We arrived in Shanghai late in the evening, in time to head to our hotel and get some good sleep for all our sightseeing the next day.  As you can see below, we started off the day with masks.  The air pollution indicators were at "extremely unhealthy" that day.  Even if you don't believe climate change is real, can we all agree that it might be better for all of us if we stop polluting so much?

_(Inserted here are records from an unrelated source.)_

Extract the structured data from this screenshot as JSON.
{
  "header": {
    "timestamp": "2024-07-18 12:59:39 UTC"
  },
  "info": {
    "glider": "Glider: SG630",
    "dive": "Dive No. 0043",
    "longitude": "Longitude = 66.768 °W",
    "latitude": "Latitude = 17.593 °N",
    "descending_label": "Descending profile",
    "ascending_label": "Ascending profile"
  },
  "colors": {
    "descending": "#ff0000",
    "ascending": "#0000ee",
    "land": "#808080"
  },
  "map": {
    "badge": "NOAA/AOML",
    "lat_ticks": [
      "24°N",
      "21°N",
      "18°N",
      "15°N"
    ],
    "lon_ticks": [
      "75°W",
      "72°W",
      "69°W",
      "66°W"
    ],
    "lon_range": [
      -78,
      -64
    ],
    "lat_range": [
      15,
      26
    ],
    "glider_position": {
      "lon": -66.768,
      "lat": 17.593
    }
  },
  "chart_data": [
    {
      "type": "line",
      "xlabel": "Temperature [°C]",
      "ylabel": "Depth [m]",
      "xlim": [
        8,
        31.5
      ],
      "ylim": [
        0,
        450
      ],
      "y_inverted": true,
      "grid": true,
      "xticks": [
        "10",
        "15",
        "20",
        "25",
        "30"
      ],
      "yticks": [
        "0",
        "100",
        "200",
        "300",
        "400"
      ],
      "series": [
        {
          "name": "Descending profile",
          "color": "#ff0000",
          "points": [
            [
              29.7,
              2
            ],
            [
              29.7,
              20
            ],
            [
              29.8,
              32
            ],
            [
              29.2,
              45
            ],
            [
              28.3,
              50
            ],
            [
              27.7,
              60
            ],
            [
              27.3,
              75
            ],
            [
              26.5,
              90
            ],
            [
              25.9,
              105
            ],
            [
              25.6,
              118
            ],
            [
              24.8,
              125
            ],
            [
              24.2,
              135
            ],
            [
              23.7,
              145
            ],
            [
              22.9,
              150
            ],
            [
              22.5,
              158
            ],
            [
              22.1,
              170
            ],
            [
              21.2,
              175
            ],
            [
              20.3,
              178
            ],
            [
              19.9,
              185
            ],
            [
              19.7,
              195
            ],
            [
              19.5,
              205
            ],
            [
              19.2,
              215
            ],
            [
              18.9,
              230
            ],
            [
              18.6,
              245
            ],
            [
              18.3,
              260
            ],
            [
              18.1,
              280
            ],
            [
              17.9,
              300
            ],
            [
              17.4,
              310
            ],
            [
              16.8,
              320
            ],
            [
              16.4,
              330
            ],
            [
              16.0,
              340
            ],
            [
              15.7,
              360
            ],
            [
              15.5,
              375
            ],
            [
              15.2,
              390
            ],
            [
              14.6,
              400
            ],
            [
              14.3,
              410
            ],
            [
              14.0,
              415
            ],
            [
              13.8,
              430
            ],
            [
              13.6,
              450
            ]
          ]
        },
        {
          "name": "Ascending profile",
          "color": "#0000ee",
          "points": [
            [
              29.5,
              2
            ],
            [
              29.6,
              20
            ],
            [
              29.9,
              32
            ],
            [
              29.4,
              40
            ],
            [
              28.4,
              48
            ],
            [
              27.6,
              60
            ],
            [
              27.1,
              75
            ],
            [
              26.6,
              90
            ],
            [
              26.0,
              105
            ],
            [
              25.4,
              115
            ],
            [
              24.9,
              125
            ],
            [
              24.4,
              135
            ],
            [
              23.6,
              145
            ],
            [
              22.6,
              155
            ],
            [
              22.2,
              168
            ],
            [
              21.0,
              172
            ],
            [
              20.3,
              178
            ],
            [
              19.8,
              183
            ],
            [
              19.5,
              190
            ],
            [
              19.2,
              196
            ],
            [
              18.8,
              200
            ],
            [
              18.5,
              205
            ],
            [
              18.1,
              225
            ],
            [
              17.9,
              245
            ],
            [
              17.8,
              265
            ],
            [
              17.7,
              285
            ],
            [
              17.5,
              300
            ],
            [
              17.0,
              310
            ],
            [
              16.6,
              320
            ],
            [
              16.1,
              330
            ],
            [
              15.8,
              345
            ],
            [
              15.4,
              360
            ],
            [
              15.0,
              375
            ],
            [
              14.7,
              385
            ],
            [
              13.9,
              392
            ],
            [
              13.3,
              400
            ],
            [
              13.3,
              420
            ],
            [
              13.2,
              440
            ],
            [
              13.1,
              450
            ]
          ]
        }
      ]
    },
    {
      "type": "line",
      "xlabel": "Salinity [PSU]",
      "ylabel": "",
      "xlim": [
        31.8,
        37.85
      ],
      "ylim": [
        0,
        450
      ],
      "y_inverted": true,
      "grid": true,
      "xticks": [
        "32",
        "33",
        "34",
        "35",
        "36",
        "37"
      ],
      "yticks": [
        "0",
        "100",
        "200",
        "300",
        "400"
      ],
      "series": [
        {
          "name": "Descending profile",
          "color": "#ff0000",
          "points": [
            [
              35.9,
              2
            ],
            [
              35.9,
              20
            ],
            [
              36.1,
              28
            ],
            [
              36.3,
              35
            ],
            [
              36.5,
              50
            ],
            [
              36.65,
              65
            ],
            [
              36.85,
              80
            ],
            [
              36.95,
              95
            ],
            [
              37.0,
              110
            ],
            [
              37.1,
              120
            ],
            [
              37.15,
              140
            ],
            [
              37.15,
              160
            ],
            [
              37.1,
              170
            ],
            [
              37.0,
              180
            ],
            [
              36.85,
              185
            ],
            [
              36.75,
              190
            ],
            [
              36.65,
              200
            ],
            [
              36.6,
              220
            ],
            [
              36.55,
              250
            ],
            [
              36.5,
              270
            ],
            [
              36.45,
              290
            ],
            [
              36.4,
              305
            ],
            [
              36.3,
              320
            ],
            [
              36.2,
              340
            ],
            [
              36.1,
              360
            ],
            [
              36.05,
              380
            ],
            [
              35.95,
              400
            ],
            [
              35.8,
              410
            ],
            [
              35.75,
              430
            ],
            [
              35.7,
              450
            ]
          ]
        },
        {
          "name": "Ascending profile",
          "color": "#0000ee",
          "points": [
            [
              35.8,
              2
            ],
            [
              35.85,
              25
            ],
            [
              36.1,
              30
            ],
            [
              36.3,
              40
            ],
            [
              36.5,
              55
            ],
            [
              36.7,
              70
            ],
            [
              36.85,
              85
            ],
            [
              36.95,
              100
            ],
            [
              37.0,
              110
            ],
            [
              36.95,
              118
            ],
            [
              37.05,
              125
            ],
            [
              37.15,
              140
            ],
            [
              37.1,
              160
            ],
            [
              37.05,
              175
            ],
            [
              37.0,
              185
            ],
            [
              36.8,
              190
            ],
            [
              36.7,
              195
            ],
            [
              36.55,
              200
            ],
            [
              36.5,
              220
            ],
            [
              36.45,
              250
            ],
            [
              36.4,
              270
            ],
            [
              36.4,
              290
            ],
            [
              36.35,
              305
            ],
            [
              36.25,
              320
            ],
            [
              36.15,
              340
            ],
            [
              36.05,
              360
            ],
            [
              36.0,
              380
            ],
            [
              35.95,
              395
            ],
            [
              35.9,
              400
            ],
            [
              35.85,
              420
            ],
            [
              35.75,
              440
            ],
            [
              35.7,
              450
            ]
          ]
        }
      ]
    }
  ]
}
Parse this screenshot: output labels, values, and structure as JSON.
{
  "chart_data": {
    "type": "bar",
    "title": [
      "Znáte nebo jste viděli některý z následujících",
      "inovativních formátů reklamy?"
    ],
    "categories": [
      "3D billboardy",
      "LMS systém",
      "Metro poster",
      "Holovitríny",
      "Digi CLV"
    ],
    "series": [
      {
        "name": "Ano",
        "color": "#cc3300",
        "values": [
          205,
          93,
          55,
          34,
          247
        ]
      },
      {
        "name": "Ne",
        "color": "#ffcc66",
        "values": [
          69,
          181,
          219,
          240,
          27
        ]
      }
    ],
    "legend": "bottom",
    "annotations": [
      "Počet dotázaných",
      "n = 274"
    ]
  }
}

My vanity can't take wearing a mask in all of my vacation photos.
 
 
 
We enjoyed some souvenir shopping in the Yu Yuan Bazaar and a nice walk through the Yu Yuan Garden (Garden of Contentment).  The garden was created in 1577, but the buildings are "period style", so not that old, but have the look.  The architecture is beautiful and amazing. 

 


 
Paul thinks it's better for photos when he wears a mask and he doesn't have to pretend to smile.



 
Here are some decorations in place in advance of the Chinese New Year holiday that started at the end of January.

 
Next stop on our chilly, gray day was a walk along the Bund, the famous riverfront area in Shanghai.  There are nice views of the river and the skyline along the way.


 
After being outside all morning, it was time for a pretty tea break to warm up at a coffee shop in the M50 Creative Park.  It's an area of art galleries and Chuck and Caryn are considering going in on a new one with an artist friend so we stopped to meet her and check out the space.

 
We refreshed ourselves back at the hotel and then had a delicious dinner at Yunnan, a restaurant with northwestern Chinese/Tibetan cuisine.  Loved the plate toppers.

 
The next day was a little warmer, a little sunnier and less polluted.  We took a stroll through Fuxing Park, which was designed by the French (it's in the so-called French Concession area of Shanghai, settled by the French in 1849 for almost a hundred years).  It was fun to see everyone out enjoying the day, participating in a wide variety of activities from karaoke performances, couples dancing, kite flying, kids playing, and one of my favorites is this old guy doing calligraphy on the sidewalk with water.  We're guessing he was telling a story to the group.

 
I loved the trees in this park and around the neighborhood, so pretty and felt very European.  Even though Shanghai has three times the population of Hong Kong (21 million), it's not sandwiched by water, mountains and the China border so there is more room to spread out, so it felt a bit roomier with bigger sidewalks, more greenery and trees. Here 's a Tai Chi lesson going on below.


 
Birthplace of Chinese Communism anyone?

 
Time for more shopping and eating in a quaint network of alleyways that I can't remember the name of or find on Trip Advisor.  Paul warmed us up with hot chocolate with tapioca pearls and hot milk tea with red rice (was kind of like barley, not as tasty as tapioca pearls).
 
 
After two days in Shanghai, we continued on to Chuck and Caryn's place in Suzhou for two more days, but that will be separate post.  For my parting shot of this post, I'll take you back to Fuxing Park for a fun sight... little kid playing in the dirt wearing easy toilet access split pants (common in China) completely oblivious to the cold air on his bum (and to the dumb foreigner gawking and trying to get it on camera).